Good day all and hello form New Zealand! so i figured id share what i have been doing and maybe it will help someone along the way
i started by printing all the parts then coating them all with epoxy then sanding and polishing to waterproof them im using PLA on my CR10 but ABS works aswell. The Cr10 is slightly modded so it prints really nicely
started making a test box just to see how everything worked out on the water
4 x 8000mah lipos for 16s
1 x coulometer
1 x 48v dc 150A breaker
1 x 12dc self priming pump
1 x 400A 22s boat esc (thing is an animal on 20s) they shipped it wit the wrong sticker saying 200A lol
1 x HK G2b controller
Ended up running standalone batt for tx/rx and pump while testing
Vid below of the china gearbox Assembly
Going to be using a Liquidforce foil
Drilled out the mast and put the cables and water cooling tube down the center
Your build looks fantastic! What was the most difficult part, or unpredicted problem?
Thanks! i think keeping the pod watertight is the hardest part, that and the remote not being waterproof lol. But i am working on a removable motor pod with a plug in system so the motor pod can be can be swapped easily,
my first unpredicted problem was the motor rotating in the aluminum tube and unplugging its self when i was miles off shore - that was a bit of a paddle back lol. second was water getting in the motor pod.
Build looks awesome. That Chinese gearbox looks like the one I have, untested with load.
How are you managing the motor connections in the removable pod?
How did you manage that? Did you fix the motor separately?

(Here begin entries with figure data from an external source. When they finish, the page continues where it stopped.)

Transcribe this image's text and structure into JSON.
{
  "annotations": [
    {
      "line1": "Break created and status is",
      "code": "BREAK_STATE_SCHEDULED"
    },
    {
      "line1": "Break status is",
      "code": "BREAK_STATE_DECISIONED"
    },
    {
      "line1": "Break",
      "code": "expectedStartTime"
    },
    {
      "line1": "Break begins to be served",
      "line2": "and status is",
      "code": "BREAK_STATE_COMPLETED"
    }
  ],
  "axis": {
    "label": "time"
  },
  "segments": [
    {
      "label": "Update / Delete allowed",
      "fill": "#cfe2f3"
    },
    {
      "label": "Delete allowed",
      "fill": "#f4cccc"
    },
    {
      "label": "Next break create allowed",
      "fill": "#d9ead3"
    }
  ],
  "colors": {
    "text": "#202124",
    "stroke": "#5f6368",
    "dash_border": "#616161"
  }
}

Hopefully going to use something along theses lines
then the pins will plug into the female ones at the back of the aluminum tube. ill post up progress as i go, just busy with work atm so not much time to work on the foil unfortunately
i made the back end of the double o ring mount 5 mm longer to accommodate some 4 mm grub screws on the water side of the seal,in the pic on the right is the original pacificMeister, one on the and on the left the is te one with a bigger lip for the grub screws
so the grub screws keep the aluminium tube fixed radially and axially (compared to the gearbox and motor) from the propeller side?!
looks like this, its more for the small radial load than anything because the gearbox and motor will spin the opposite way to the prop if its not pinned down. i found out the hard way lol
be carefull if you cut the wires from the motor it can be tricky to solder then back
Thanks i will be careful, tho i am lucky to have loads of experience with motors. you just need a flux strong enough to eat the enamel off the copper wire or if you want a home remedy you can use drain cleaner (Caustic Soda) and salt solution both work really well!

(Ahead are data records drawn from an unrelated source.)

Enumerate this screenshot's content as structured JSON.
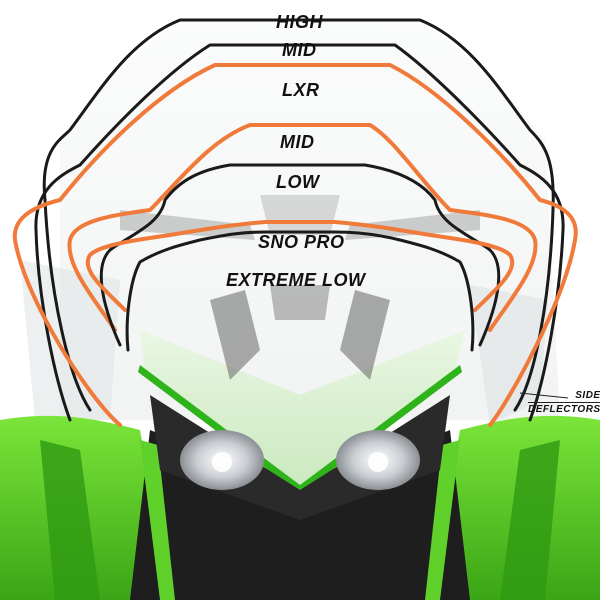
{
  "labels": {
    "high": "HIGH",
    "mid_upper": "MID",
    "lxr": "LXR",
    "mid_lower": "MID",
    "low": "LOW",
    "sno_pro": "SNO PRO",
    "extreme_low": "EXTREME LOW",
    "side_deflectors_line1": "SIDE",
    "side_deflectors_line2": "DEFLECTORS"
  },
  "colors": {
    "black_outline": "#1a1a1a",
    "orange_outline": "#f07a3a",
    "body_green": "#5fd12a",
    "body_green_dark": "#2f8f12",
    "hood_black": "#1c1c1c",
    "glass": "#e8eaea"
  }
}
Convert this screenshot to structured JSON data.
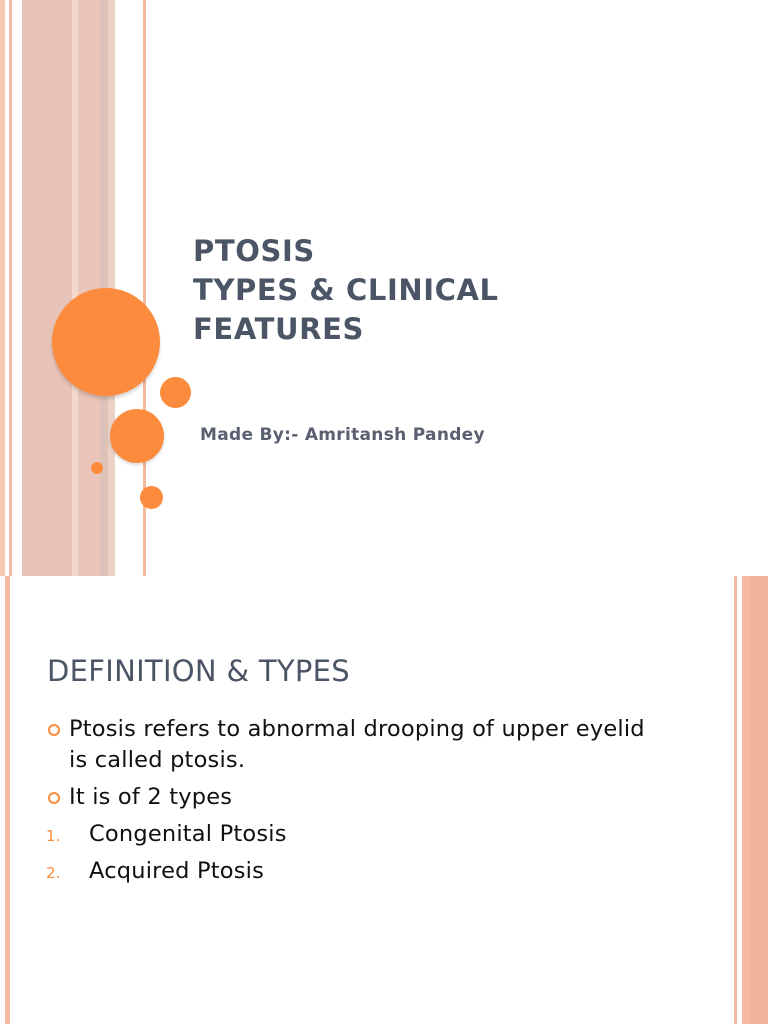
{
  "colors": {
    "accent": "#fd8b3d",
    "title_text": "#4b5566",
    "stripe_pink": "#e9c2b5",
    "stripe_salmon": "#f4b99f"
  },
  "slide1": {
    "title_lines": [
      "PTOSIS",
      "TYPES & CLINICAL",
      "FEATURES"
    ],
    "subtitle": "Made By:- Amritansh Pandey"
  },
  "slide2": {
    "heading": "DEFINITION & TYPES",
    "bullets": [
      "Ptosis refers to abnormal drooping of upper eyelid is called ptosis.",
      "It is of 2 types"
    ],
    "numbered": [
      {
        "num": "1.",
        "text": "Congenital Ptosis"
      },
      {
        "num": "2.",
        "text": "Acquired Ptosis"
      }
    ]
  }
}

i guess i didn’t have the correct chemical because at the time i had tested every thing: flux, acid… nothing worked on the TP power Motor enamel.
how long does your battery (8000mah? ) would last?
Have a look at this vid below it may help for next time to strip the enamel .
I only used the 8000mah for testing as I mostly use them for my electric mountain board. you get maybe 20 mins of messing around but that’s not going full power all the time. I have 4 20000mah 6s lipos I will use for the final board, I plan on only using 2 of them at a time tho.
To remove enamel, I use blowtorch, key point is to do not burn copper. At home I m using lighter if wire is really small. You can protect copper wire with one layer of copper foil. After burning you should clean each wire one by one with scotch britte
To prevent transfer of heat you can wrap one layer of cloth an put water on it.
If needed I can share picture. We do like that in my job, chemical is not allowed.